In the Margins

The Bootstrap Consensus Tree Tool (Beta)

Bootstrap Consensus Trees provide a measure of the stability of cluster analyses, as discussed by M. Eder,  "Computational stylistics and biblical translation: how reliable can a dendrogram be?" In T. Piotrowski and Ł. Grabowski, editors, The Translator and the Computer, pages 155–170. WSF Press, Wrocław, 2012.

Note: This tool is still in beta.

Bootstrap Consensus Trees are a type of hierarchical cluster analysis that takes into account the sensitivity of cluster assignments to changes in the data or the parameters used to perform the clusering. With the Lexos Hierarchical Clustering tool, it is easy to observe different results when you scrub or cut your data differently, or when you choose a different distance metric or linkage method. This can lead to uncertainty about how much meaning to attribute to the results of an individual experiment. Bootstrap consensus trees attempt to ascertain the stability of individual cluster assignments by analysing many different variations of a cluster analysis and displaying a "consensus" dendrogram with the assignments that occur with most consistency. This dendrogram then represents a reliable indicator of the clusters that are sufficiently marked to recur regardless of minor changes in the data or the clustering parameters. This reliability provides additional confidence that the cluster assignment is meaningful, rather than an artefact of the statistical procedure.

The Bootstrap Consensus Tool works by selecting random samples (portions) of your active documents and performing a hierarchical cluster analysis of them. The algorithm then performs another iteration with a different random sample and calculates the consensus. In each iteration 80% of the tokens in your data are sampled. This procedure is repeated over many more iterations (you can designate how many), and a dendrogram showing the consensus cluster analysis is the result. This dendrogram may be compared to the results experiments produced by the Lexos Hierarchical Clustering tool.

Bootstrap Consensus Tree Options

  1. Distance Metric: The method for calculating the distance between each pair of vectors.
  2. Linkage Method: The method for determining how clusters should be linked.
  3. Majority rule consensus cutoff: The perentage of times a document must appear in a clade to be considered in the consensus calculation. The default is 50%.
  4. Number of bootstrap iterations: The number of times you wish the algorithm to perform sampling and clustering before producing the consensus clusters. The default is 100 iterations.
  5. Sample each iteration without replacement: By default, each data sample is removed from the original data set before the next iteration. If you wish to replace the data, select "with" replacement from the dropdown menu. Information about choosing the best option is given below.

Best Practices

In our individual experiments with hierarchical clustering, we have found the Euclidean distance metric and average linkage to produce the most consistently meaningful clusterings. Therefore these are default choices. For consideration of how these should be chosen. For further information about choosing a distance metric and linkage methods, see the article on Hierarchical Clustering.

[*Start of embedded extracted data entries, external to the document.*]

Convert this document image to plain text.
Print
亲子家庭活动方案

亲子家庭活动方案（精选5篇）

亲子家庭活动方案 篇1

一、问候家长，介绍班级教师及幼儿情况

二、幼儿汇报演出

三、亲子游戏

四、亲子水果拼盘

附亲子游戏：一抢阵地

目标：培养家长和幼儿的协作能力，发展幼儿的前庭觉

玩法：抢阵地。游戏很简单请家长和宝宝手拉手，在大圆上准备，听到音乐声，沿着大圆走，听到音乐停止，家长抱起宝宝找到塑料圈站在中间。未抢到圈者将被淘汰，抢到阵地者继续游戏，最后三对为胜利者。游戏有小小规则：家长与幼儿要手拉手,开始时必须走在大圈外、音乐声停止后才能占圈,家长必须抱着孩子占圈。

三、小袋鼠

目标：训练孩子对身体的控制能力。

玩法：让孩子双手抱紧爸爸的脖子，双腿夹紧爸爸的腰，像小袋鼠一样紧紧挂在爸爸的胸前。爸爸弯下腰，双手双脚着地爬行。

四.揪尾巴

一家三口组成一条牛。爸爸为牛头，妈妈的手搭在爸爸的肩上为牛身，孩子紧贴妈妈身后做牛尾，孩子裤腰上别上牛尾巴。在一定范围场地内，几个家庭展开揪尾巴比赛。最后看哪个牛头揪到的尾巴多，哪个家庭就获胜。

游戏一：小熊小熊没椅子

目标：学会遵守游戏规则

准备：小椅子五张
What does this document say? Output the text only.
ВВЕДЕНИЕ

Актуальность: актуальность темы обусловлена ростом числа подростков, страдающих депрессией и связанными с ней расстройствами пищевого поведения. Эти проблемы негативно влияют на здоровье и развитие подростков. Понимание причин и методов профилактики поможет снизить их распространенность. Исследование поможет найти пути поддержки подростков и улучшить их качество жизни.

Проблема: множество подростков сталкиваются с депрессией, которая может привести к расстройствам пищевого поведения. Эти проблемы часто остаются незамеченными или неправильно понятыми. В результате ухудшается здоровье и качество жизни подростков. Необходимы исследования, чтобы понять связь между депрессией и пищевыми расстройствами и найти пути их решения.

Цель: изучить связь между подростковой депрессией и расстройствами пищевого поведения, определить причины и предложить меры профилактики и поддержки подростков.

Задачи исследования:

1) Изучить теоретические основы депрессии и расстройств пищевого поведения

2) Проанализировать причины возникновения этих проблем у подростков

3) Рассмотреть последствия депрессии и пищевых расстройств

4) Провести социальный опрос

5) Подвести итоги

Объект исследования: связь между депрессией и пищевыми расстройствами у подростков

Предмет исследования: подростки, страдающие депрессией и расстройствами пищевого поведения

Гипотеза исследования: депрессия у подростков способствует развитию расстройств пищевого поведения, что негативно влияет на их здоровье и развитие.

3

We have not established best practices for the majority rule cutoff or the number of iterations. The choice to perform sampling with or without replacement is likely to relate to the size of your data set. For an explanation of how replacement works, see Mary Parker, "Sampling With Replacement and Sampling Without Replacement" . In general, the smaller the size of your data set is, the more likely you should choose the "with" replacement setting.

Finally, the choice to sample 80% of tokens in each iteration is somewhat arbitrary. It is designed to make samples sufficiently large and distinct from each other for effective clustering without removing too much of the data available for subsequent iterations in experiments run without replacement. Currently, this percentage cannot be configured directly in the Lexos application. If you wish to install Lexos on your local machine, you can open the file lexos/models/bct_model.py in a text editor and change frac=0.8 in the _get_bootstrap_trees() function to some other decimal.